Error Correction: It's OK not to have all the answers
Bots must adapt to different modes of conversation from different users—and be truthful when unable to answer requests. Users should always be asked for confirmation on critical steps, and they should be given the opportunity to fix misunderstandings. This builds trust and allows users to feel confident with the bot's capabilities. In areas where frustrations could run high, giving the user a way to interact with a human directly if needed may be essential. Don’t be afraid to be upfront about limitations.
Don't boil the ocean: Start small and be realistic about what you can achieve
Look for small proof-of-concept wins that demonstrate business value first. Use these interactions to develop reusable patterns and refine all the previous best practices mentioned to align with your users. Build on successes to take on more complex and expanded scenarios.

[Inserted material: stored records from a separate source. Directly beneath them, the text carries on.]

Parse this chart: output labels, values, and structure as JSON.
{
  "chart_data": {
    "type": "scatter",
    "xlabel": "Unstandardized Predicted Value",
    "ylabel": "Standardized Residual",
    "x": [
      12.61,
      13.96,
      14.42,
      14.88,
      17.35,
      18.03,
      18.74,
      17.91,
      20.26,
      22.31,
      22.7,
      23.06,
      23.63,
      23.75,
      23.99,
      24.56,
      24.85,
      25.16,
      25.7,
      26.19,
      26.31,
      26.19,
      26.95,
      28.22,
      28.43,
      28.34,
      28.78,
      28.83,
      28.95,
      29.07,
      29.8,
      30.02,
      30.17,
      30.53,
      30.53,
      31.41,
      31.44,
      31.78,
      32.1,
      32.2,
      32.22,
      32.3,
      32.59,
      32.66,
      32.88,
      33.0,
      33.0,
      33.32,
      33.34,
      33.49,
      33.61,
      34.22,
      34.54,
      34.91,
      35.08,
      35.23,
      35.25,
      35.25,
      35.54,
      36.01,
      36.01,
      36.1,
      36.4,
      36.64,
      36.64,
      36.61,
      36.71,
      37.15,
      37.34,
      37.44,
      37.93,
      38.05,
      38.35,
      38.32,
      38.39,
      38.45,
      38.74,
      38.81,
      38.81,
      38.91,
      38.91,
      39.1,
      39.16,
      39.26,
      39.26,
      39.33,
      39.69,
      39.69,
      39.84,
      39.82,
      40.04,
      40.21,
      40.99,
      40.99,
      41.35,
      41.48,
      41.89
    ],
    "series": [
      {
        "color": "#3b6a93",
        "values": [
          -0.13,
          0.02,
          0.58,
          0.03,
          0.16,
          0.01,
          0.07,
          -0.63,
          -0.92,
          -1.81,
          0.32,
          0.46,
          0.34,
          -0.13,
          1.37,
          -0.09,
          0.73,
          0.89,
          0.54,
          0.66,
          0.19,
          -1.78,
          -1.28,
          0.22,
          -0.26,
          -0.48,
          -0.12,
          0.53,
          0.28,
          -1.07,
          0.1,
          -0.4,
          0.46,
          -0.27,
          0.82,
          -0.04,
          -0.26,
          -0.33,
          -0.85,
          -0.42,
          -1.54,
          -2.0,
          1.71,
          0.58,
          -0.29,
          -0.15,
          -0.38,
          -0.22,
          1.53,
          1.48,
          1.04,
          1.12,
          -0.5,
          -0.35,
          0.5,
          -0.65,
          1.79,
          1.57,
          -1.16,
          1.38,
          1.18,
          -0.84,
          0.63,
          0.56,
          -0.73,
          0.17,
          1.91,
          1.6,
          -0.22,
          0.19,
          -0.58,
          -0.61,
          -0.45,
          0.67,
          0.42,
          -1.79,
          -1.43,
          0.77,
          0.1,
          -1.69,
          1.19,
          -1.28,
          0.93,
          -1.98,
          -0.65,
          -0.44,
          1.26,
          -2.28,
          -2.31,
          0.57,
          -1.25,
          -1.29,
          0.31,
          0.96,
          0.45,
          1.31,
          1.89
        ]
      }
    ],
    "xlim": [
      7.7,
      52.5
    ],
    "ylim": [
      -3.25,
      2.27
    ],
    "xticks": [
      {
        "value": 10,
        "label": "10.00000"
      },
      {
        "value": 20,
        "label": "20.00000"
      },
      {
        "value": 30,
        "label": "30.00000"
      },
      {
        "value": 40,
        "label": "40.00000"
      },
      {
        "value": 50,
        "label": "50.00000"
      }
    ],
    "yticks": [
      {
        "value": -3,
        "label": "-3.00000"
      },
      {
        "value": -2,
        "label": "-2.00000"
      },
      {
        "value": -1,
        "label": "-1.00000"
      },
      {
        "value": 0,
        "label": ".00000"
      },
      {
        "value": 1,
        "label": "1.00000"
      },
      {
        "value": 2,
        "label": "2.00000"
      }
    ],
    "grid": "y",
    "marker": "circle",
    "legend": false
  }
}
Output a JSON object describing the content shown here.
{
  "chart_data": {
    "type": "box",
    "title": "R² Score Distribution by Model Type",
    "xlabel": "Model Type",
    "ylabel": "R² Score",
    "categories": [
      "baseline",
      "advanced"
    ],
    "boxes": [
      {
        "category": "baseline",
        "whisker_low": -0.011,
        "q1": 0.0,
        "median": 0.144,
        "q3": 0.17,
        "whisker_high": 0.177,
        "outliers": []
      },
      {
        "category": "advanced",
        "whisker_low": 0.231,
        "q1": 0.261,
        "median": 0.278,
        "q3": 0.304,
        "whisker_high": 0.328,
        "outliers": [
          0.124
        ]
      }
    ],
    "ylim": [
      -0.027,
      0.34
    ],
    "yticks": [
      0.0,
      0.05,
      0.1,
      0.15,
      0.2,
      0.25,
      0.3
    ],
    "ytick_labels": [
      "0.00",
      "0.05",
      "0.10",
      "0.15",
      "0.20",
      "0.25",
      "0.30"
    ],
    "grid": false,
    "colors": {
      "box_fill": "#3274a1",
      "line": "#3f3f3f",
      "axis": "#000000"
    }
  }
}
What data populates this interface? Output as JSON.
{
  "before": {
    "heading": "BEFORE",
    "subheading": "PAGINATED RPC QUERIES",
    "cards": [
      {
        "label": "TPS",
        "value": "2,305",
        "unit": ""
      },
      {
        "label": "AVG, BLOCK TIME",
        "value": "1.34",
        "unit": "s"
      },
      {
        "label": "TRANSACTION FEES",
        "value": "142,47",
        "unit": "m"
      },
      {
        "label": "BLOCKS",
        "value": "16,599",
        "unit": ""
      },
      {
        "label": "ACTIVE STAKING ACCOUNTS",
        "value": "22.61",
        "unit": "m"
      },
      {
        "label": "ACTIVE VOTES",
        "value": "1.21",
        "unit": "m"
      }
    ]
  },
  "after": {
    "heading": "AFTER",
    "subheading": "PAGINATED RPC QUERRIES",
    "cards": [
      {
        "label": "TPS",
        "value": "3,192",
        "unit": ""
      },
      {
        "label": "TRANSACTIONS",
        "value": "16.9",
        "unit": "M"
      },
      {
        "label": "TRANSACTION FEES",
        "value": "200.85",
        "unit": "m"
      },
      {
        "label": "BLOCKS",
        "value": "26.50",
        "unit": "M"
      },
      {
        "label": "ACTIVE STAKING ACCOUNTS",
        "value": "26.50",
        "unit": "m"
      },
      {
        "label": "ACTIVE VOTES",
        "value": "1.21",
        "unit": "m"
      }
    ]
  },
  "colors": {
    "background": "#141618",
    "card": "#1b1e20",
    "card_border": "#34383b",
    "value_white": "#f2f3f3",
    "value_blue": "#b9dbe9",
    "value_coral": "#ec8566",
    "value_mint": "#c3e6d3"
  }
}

Test, test, test: Bot design is an iterative process and refinement should be an ongoing effort
Put users in front of the chatbot and listen to their interactions. Use transcripts to see both sides of the conversation or shadow users as they’re interacting with the bot. Note the specifics of what people say. If repetitive user missteps occur, additional conversation inputs may be needed to make the bot functional. If there are errors, is the bot able to correct or direct the user to a human to take care of their needs? Bots built with natural language processing can be trained over time, so learn from your users and include the variations they say in the testing process.
Chatbot adoption is an ever-growing concept—and rapid technological advancements are expediting that shift, making preparation critical. Leveraging these UX best practices during early stages will set your business apart and keep you well-positioned to spearhead new and expanding conversational interface technologies.